Falls are the leading cause of nonfatal unintentional injuries that are treated in hospital emergency departments (ED) according to data from the All Injury Program, a cooperative program involving the National Center for Injury Prevention and Control, CDC, and the Consumer Product Safety Commission.  Nearly eight million people were treated in an ED for fall related injuries in 2006.  Falls were the leading cause of nonfatal injuries for all age groups except for the 10-14 and 15-24 year old age groups, for which struck by or against an object or person was the leading cause.  Struck by or against, overexertion, and motor-vehicle crashes involving vehicle occupants were also leading causes for most age groups.

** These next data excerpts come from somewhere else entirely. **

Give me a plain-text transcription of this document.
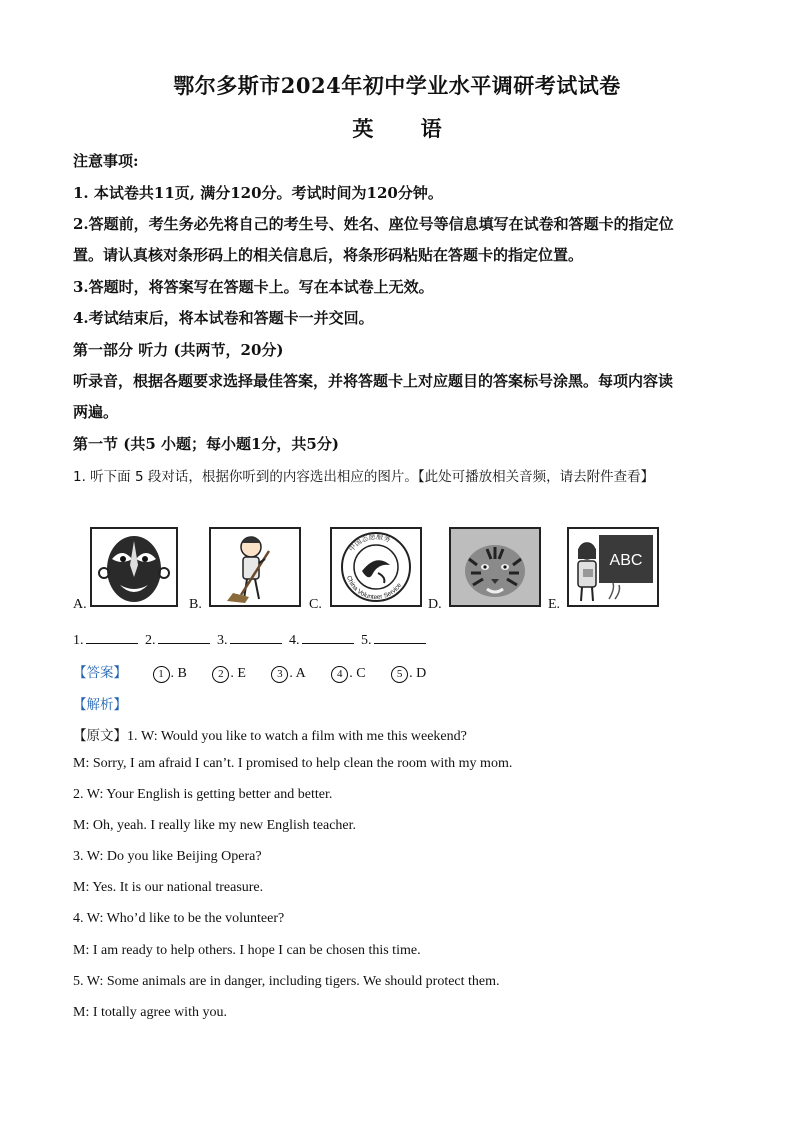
鄂尔多斯市2024年初中学业水平调研考试试卷
英 语
注意事项:
1. 本试卷共11页, 满分120分。考试时间为120分钟。
2.答题前，考生务必先将自己的考生号、姓名、座位号等信息填写在试卷和答题卡的指定位
置。请认真核对条形码上的相关信息后，将条形码粘贴在答题卡的指定位置。
3.答题时，将答案写在答题卡上。写在本试卷上无效。
4.考试结束后，将本试卷和答题卡一并交回。
第一部分 听力 (共两节，20分)
听录音，根据各题要求选择最佳答案，并将答题卡上对应题目的答案标号涂黑。每项内容读
两遍。
第一节 (共5 小题；每小题1分，共5分)
1. 听下面 5 段对话，根据你听到的内容选出相应的图片。【此处可播放相关音频，请去附件查看】
A.	B.	C.
中国志愿服务
China Volunteer Service
D.	E.
ABC
1.	2.	3.	4.	5.
【答案】	1 . B	2 . E	3 . A	4 . C	5 . D
【解析】
【原文】1. W: Would you like to watch a film with me this weekend?
M: Sorry, I am afraid I can’t. I promised to help clean the room with my mom.
2. W: Your English is getting better and better.
M: Oh, yeah. I really like my new English teacher.
3. W: Do you like Beijing Opera?
M: Yes. It is our national treasure.
4. W: Who’d like to be the volunteer?
M: I am ready to help others. I hope I can be chosen this time.
5. W: Some animals are in danger, including tigers. We should protect them.
M: I totally agree with you.
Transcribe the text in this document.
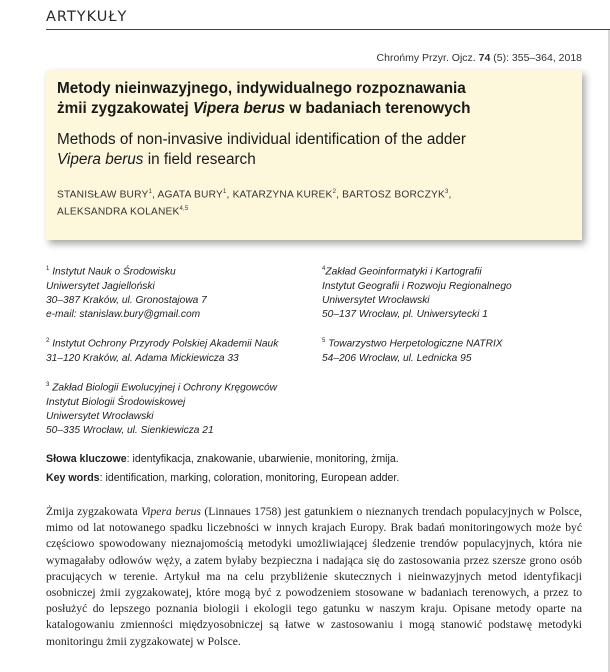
ARTYKUŁY
Chrońmy Przyr. Ojcz. 74 (5): 355–364, 2018
Metody nieinwazyjnego, indywidualnego rozpoznawania
żmii zygzakowatej Vipera berus w badaniach terenowych
Methods of non-invasive individual identification of the adder
Vipera berus in field research
STANISŁAW BURY$^1$, AGATA BURY$^1$, KATARZYNA KUREK$^2$, BARTOSZ BORCZYK$^3$,
ALEKSANDRA KOLANEK$^{4,5}$
$^1$ Instytut Nauk o Środowisku
Uniwersytet Jagielloński
30–387 Kraków, ul. Gronostajowa 7
e-mail: stanislaw.bury@gmail.com
$^2$ Instytut Ochrony Przyrody Polskiej Akademii Nauk
31–120 Kraków, al. Adama Mickiewicza 33
$^3$ Zakład Biologii Ewolucyjnej i Ochrony Kręgowców
Instytut Biologii Środowiskowej
Uniwersytet Wrocławski
50–335 Wrocław, ul. Sienkiewicza 21
$^4$Zakład Geoinformatyki i Kartografii
Instytut Geografii i Rozwoju Regionalnego
Uniwersytet Wrocławski
50–137 Wrocław, pl. Uniwersytecki 1
$^5$ Towarzystwo Herpetologiczne NATRIX
54–206 Wrocław, ul. Lednicka 95
Słowa kluczowe: identyfikacja, znakowanie, ubarwienie, monitoring, żmija.
Key words: identification, marking, coloration, monitoring, European adder.
Żmija zygzakowata Vipera berus (Linnaues 1758) jest gatunkiem o nieznanych trendach populacyjnych w Polsce, mimo od lat notowanego spadku liczebności w innych krajach Europy. Brak badań monitoringowych może być częściowo spowodowany nieznajomością metodyki umożliwiającej śledzenie trendów populacyjnych, która nie wymagałaby odłowów węży, a zatem byłaby bezpieczna i nadająca się do zastosowania przez szersze grono osób pracujących w terenie. Artykuł ma na celu przybliżenie skutecznych i nieinwazyjnych metod identyfikacji osobniczej żmii zygzakowatej, które mogą być z powodzeniem stosowane w badaniach terenowych, a przez to posłużyć do lepszego poznania biologii i ekologii tego gatunku w naszym kraju. Opisane metody oparte na katalogowaniu zmienności międzyosobniczej są łatwe w zastosowaniu i mogą stanowić podstawę metodyki monitoringu żmii zygzakowatej w Polsce.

Leading Causes of Nonfatal Unintentional Injuries.doc

 

Leading Causes of Death

Unintentional injuries are the fifth leading cause of death overall and first among persons in age groups from 1 to 44.  By single years of age, unintentional injuries are the leading cause from 1 to 41.

Causes are ranked for both sexes combined.  Some leading causes for males and females separately may not be shown.  Beginning with 1999 data, deaths are classified according to the 10th revision of the International Classification of Diseases. 

Leading Causes of Death.doc

 

All Unintentional Injuries
Unintentional-injury deaths were down 0.4% in 2007 compared to the revised 2006 estimate.  Unintentional-injury deaths were estimated to total 120,000 in 2007 and 120,500 in 2006.  The 2007 estimate is 2% greater than the 2005 final county of 117,809.  The 2007 estimate is 38% greater than the 1992 total of 86,777 (the lowest annual total since 1924) and 3% greater than the previous highest total of 116,385 deaths in 1969.